I slide my hand down over my abdomen; I am aching, I want to touch, but I know if I prolong the moment the ecstacy will be that much sweeter. I wait, I dream of your lips against mine, your hand traveling over my body in an awakening caress. I moan softly, beseechingly; the dampness between my legs coats my thighs, and still I refrain from touching.



....(part two to follow, later on. ;) )
 
TheEarl said:
Sound advice, but I'm in the place where good advice doesn't work.

The Earl

It's easy to be "over-adviced", isn't it? Good intentions - we really just want to help.


:rose:


(Actually, Mac's doing a pretty good job of bringing a smile to my face this evening!)
 
oggbashan said:
Alcohol enhances emotions.

If you are happy: it makes you happier.

If you are feeling randy: it makes you randier but (if male) incapable of useful action.

If you are depressed: alcohol turns everything against you. Then comes the hangover to finish the task.

Eschew the demon drink! Feel not so bad and slightly less poor.

Og

Reminds me of the Porter's speech in Macbeth. A role I played in my early twenties, but I looked older. I was already well on my way to baldness. Or is it baldity? No matter. Fat, drunk, and stupid is no way to go through life, son. That's from Animal House; and if you're depressed, Animal House is a lot better to watch than Macbeth. I don't know how it is in Britain, though.

Vodka is pretty rough. I much prefer Gin, slightly below the freezing point of water, with an olive (evening) or a twist (for morning). As a mentor once told me, there's nothing quite like the way a lemon rind, twisted in the morning sun, sprays across the rim of a glass. Unfortunately, gin knocks me cold before I realize what hit me. If only I was happy with just one martini. Okay, maybe two...

As for depression, people tell me that quitting drinking would help. Maybe so, but what could I do to get fucked-up? Sorry, Effexor doesn't get me buzzed - I want something that's going to zone me out in the evening, let me fall asleep without tossing and turning, and let me have fantastical dreams. And doesn't punish me in the morning, or kill me over time.
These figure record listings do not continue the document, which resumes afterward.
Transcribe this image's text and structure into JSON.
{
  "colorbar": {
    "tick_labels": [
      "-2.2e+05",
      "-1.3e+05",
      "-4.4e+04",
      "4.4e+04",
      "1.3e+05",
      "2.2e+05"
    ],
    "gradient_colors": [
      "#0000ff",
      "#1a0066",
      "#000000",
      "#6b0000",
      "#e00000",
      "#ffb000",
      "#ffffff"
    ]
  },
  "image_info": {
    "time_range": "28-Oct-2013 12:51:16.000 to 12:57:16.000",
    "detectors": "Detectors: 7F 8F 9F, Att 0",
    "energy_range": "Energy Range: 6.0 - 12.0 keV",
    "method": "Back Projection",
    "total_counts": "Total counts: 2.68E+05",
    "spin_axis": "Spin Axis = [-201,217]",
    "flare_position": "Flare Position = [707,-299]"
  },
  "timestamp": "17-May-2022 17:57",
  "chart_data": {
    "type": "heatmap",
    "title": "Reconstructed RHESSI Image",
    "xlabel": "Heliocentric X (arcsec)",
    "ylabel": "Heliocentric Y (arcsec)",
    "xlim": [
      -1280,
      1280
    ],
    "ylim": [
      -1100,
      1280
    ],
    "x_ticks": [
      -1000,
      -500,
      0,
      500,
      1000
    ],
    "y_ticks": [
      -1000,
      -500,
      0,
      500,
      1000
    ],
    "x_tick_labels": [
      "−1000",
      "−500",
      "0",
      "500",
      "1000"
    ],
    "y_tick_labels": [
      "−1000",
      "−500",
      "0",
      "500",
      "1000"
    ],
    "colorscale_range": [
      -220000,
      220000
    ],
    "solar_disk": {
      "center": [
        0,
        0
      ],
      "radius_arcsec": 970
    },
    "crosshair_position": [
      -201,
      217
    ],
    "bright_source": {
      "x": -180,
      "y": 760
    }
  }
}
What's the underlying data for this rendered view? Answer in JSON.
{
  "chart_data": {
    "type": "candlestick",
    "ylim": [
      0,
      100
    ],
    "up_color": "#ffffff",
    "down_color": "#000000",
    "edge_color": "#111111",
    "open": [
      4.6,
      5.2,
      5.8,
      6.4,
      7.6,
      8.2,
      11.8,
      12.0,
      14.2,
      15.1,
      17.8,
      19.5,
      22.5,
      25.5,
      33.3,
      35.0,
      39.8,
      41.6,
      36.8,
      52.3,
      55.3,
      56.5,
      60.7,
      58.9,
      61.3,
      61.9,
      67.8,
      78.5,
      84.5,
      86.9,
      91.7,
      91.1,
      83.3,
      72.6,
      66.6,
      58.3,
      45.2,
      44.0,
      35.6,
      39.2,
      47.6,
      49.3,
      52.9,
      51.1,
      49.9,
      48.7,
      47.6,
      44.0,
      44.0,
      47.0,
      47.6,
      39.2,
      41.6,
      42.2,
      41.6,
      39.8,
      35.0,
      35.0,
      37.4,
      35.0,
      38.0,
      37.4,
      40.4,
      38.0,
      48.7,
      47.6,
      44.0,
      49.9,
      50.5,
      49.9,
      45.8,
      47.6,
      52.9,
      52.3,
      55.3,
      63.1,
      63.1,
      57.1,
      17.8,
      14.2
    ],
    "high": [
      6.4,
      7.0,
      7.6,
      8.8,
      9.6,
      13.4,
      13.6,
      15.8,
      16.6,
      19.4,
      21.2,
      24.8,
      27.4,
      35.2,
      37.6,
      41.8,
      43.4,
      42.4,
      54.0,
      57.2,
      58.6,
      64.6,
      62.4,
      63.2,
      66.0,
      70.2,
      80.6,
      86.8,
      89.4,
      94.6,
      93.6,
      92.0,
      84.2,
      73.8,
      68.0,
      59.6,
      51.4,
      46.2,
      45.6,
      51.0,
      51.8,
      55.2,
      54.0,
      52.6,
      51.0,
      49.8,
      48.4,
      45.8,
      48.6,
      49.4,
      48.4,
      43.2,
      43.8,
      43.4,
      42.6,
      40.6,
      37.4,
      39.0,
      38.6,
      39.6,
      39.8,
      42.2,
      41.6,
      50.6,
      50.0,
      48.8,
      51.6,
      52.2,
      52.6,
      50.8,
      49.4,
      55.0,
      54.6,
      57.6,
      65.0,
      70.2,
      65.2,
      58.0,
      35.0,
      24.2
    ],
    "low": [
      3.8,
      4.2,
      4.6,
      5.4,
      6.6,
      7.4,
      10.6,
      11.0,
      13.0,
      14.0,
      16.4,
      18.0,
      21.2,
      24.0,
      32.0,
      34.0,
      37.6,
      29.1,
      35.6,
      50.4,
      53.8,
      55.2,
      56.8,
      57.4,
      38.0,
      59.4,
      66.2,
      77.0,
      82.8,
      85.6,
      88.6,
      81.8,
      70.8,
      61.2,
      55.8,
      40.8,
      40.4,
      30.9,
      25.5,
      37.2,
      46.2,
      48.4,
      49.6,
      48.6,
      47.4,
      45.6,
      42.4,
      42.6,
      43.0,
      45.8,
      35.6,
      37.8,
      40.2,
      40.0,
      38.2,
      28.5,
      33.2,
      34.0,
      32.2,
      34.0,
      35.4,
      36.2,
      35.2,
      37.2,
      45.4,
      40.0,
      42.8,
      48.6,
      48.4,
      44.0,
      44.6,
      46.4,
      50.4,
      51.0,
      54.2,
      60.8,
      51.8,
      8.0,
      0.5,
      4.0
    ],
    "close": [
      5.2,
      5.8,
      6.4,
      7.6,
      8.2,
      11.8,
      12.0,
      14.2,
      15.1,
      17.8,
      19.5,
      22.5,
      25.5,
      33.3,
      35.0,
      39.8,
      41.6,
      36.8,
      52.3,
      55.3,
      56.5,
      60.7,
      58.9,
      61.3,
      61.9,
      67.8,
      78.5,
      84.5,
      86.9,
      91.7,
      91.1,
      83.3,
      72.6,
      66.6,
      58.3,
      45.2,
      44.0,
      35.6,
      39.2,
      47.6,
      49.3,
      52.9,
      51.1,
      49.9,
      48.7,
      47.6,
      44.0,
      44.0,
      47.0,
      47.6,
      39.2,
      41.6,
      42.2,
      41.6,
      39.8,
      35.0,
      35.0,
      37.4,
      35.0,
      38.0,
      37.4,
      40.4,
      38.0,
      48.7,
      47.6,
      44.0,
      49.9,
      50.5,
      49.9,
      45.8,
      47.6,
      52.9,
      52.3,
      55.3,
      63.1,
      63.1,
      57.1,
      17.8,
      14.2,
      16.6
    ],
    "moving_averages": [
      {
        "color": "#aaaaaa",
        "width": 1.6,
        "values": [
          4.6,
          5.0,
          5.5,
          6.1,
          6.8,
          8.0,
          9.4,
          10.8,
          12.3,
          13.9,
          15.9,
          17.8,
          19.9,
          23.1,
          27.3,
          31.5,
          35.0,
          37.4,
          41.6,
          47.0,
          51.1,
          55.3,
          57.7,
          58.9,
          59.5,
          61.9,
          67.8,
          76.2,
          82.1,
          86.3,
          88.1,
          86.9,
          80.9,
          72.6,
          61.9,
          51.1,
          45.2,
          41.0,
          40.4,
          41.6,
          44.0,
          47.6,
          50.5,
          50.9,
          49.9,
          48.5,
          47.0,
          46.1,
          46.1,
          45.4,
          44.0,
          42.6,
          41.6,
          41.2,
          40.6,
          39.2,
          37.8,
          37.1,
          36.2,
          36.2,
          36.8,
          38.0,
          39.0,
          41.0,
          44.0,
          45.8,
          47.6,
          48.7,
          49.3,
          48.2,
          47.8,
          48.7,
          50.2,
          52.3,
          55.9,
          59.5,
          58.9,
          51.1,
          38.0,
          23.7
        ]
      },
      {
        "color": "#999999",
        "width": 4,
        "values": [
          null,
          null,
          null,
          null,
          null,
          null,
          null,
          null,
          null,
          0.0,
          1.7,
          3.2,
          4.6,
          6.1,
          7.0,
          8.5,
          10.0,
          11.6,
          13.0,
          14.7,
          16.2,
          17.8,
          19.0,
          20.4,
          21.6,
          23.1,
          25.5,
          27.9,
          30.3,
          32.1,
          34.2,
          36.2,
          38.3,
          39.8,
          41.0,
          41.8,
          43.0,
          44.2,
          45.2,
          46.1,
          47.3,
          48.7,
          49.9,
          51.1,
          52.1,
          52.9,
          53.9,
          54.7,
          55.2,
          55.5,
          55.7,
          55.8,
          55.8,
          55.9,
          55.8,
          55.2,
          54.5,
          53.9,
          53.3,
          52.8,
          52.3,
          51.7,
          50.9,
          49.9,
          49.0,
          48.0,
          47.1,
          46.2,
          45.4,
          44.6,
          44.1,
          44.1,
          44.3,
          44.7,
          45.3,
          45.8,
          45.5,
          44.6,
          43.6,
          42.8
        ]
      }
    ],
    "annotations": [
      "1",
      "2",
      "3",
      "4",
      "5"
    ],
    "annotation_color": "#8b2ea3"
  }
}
The sad fact is, sometimes the world DOES suck. That's the reality. Lucky people can ignore it, or distract themselves, or talk to a friend, and the reality goes away. Me? I need mind-altering chemicals.
 
Part Two, for The Earl:

In my mind it is you who plays my body like a harp, eliciting moans and sighs of appreciation with your expertise. I am writhing now, begging for your touch to complete me as I know it will.

My hand dips between my outspread thighs and I close my eyes in bliss. One finger slips inside my dripping passage in parody of the action your body would take filling me. The left hand comes up to rub just above my clitoris, hard, quick circles as the fingers of the right one slide in and out.

It is you, my lover, who takes me, even if it is my hands who complete the action. Your thrusts are slowly getting harder as you work us to a frenzy. I buck my hips against yours, holding on to your waist as you push within me deeply, so deep I gasp, and bite your shoulder as sensastions more powerful than I know how to deal with wrack my body.

You are the warrior, your battlefield this bed. You wield your weapon forcefully but with control. I feel your lips against my neck, now on the tops of my breasts, and finally latching on to a nipple and suckling. It is the the impetus I need to push me over the edge, I buck against you, freeze, then let the sensation wash over me as you continue pounding into me.

I'm floating on a sea of bliss, a victory you have brought me. I encourage you to join me with soft words and pliant hands. With one last thrust I feel your seed empty into me, filling me to capacity and over. You collapse against me. I kiss your neck, I soothe your brow; you are my warrior, and you are victorious.